Thomas Stets
Thomas Stets

Reputation: 3043

ld unable to find librrd under Raspbian

I try to use the rrdtools library in a C program under Raspbian (The Debian variant for the Raspberry Pi). The linker keeps complaining that it can not find the rrd library:

tos@pi ~/work/reader $ gcc -o reader -lwiringPi -lrrd *.c                     
/usr/bin/ld: cannot find -lrrd                                                          
collect2: ld returned 1 exit status

The library seems to be where it should be:

tos@pi ~/work/reader $ ll /usr/lib/librrd.*
lrwxrwxrwx 1 root root     15 Sep  4  2012 /usr/lib/librrd.so.4 -> librrd.so.4.2.0
-rw-r--r-- 1 root root 327224 Sep  4  2012 /usr/lib/librrd.so.4.2.0

I also link the wiringPi library, which it finds without problems:

tos@pi ~/work/reader $ ll /usr/lib/libwiring*
lrwxrwxrwx 1 root root 36 Sep 25 14:50 /usr/lib/libwiringPiDev.so -> /usr/local/lib/libwiringPiDev.so.2.0
lrwxrwxrwx 1 root root 33 Sep 25 14:50 /usr/lib/libwiringPi.so -> /usr/local/lib/libwiringPi.so.2.0

ldconfig -v shows librrd, and the library seems to be for the correct architecture (arm).
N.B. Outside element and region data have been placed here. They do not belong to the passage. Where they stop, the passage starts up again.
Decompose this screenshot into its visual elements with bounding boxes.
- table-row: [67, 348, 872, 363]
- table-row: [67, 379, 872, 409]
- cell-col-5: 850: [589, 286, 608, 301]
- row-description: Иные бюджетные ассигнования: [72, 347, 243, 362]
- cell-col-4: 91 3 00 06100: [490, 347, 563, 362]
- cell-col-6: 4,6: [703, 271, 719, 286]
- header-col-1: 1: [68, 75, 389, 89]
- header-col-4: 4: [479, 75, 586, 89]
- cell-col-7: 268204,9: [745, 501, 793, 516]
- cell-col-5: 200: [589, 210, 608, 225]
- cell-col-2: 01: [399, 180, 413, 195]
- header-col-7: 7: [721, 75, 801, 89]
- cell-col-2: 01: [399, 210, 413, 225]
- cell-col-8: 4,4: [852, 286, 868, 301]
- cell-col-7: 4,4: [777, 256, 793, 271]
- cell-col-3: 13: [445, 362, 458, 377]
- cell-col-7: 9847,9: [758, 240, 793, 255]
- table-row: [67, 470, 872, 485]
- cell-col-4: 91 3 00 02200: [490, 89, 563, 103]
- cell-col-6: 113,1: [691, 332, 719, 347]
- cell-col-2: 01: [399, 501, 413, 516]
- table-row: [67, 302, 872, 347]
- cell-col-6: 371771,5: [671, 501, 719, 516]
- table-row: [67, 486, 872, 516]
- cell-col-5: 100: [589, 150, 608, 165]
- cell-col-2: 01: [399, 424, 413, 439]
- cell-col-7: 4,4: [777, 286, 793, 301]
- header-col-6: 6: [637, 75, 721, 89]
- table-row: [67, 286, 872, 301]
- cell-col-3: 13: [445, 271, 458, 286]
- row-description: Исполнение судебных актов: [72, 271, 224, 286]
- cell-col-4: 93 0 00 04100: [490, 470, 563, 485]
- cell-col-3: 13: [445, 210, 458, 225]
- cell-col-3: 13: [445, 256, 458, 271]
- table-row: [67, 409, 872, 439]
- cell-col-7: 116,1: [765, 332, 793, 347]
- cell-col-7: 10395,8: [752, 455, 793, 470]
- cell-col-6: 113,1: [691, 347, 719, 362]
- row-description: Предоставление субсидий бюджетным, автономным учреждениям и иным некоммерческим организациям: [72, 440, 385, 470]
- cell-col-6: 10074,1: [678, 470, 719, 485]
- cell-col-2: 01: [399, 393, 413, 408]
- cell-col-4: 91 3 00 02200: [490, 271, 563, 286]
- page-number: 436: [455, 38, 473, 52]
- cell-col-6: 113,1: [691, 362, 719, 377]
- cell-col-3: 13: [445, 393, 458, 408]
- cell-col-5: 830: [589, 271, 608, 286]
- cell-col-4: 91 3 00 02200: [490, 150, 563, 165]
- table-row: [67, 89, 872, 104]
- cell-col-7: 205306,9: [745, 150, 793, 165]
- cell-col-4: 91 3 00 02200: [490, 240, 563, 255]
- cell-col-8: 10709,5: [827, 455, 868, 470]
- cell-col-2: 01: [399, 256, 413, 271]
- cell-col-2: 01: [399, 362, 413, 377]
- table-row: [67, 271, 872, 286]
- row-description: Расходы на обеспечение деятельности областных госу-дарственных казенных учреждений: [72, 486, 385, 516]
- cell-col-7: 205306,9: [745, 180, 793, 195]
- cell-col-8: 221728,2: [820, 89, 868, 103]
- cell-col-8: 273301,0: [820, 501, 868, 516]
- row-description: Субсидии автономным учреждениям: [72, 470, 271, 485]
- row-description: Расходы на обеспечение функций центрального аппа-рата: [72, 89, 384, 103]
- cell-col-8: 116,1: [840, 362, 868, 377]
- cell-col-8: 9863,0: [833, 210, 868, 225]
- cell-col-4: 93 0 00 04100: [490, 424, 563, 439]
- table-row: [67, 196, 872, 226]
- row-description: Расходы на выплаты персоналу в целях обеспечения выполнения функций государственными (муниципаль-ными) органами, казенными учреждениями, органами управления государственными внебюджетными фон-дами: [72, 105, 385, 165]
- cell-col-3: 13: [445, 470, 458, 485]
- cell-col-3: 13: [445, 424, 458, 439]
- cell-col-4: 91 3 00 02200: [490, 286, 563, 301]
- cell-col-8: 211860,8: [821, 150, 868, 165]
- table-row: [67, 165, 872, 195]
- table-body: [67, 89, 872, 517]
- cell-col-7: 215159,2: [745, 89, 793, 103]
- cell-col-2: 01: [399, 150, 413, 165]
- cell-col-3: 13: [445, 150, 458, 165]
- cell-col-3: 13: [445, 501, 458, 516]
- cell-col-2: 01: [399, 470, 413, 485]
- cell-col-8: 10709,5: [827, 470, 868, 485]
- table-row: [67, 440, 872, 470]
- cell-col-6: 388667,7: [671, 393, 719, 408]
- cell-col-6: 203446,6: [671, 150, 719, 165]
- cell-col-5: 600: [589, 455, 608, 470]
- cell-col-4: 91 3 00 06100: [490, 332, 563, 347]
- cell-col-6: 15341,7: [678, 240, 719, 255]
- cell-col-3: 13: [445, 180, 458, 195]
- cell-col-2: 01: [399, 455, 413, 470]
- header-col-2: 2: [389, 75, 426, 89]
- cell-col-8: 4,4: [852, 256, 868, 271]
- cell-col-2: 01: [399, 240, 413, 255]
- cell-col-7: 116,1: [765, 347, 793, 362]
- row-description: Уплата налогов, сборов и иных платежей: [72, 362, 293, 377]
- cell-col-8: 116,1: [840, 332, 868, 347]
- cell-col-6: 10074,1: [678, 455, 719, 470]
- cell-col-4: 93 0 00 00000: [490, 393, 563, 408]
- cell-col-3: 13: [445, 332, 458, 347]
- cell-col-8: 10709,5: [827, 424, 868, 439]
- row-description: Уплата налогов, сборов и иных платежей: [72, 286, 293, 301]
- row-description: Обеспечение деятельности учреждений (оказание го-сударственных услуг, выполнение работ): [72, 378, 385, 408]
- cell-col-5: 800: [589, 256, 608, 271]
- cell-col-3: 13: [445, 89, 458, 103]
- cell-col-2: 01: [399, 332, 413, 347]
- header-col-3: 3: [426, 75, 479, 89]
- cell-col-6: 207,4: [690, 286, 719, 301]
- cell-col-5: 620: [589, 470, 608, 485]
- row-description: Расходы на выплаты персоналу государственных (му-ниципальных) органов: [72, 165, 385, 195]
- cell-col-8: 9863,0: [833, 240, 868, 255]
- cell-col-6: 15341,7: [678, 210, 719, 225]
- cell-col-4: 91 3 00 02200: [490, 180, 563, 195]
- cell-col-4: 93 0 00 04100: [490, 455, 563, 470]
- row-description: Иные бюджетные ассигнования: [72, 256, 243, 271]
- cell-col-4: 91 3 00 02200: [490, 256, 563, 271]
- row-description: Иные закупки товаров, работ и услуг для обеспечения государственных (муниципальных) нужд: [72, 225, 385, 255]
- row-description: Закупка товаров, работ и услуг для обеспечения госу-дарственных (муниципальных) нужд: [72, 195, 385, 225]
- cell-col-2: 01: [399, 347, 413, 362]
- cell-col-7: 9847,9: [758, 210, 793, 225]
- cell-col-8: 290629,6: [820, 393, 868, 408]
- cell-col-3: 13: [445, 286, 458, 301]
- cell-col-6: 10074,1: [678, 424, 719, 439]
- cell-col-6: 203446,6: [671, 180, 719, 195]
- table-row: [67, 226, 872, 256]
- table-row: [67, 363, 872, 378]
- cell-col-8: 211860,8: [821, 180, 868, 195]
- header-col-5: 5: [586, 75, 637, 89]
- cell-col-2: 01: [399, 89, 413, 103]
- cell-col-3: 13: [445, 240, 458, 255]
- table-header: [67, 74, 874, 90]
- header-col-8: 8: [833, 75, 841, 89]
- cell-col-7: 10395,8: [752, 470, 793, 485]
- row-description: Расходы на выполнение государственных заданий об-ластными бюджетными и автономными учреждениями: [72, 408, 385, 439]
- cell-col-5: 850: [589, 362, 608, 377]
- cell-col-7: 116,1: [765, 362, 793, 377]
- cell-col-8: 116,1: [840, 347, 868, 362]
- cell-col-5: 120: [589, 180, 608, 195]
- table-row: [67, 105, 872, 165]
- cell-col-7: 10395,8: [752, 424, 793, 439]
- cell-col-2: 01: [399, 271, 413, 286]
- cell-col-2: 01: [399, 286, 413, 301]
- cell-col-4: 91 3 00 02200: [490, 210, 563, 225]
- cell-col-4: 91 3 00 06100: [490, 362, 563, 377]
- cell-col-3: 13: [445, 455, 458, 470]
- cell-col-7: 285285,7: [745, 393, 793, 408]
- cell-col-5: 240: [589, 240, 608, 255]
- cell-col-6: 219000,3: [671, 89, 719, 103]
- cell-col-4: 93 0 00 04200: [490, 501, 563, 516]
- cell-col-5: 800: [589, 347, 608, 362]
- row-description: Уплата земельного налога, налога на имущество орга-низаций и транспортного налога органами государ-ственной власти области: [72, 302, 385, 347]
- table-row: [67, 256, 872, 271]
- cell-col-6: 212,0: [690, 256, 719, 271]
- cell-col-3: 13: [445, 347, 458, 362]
Is there anything else I am missing?

Upvotes: 1

Views: 307

Answers (1)

Santosh A
Santosh A

Reputation: 5361

Create a softlink in the /usr/lib folder with the library number to the actual version of the library installed. Like

$ ln -s librrd.so.4.2.0 /usr/lib/librrd.so

In general

$ ln -s Library_name.version.so Library_name.so

This issue is because that the linker would try to identify the library shared object files by the absolute name. If ld is unable to find, then it would throw errors like this.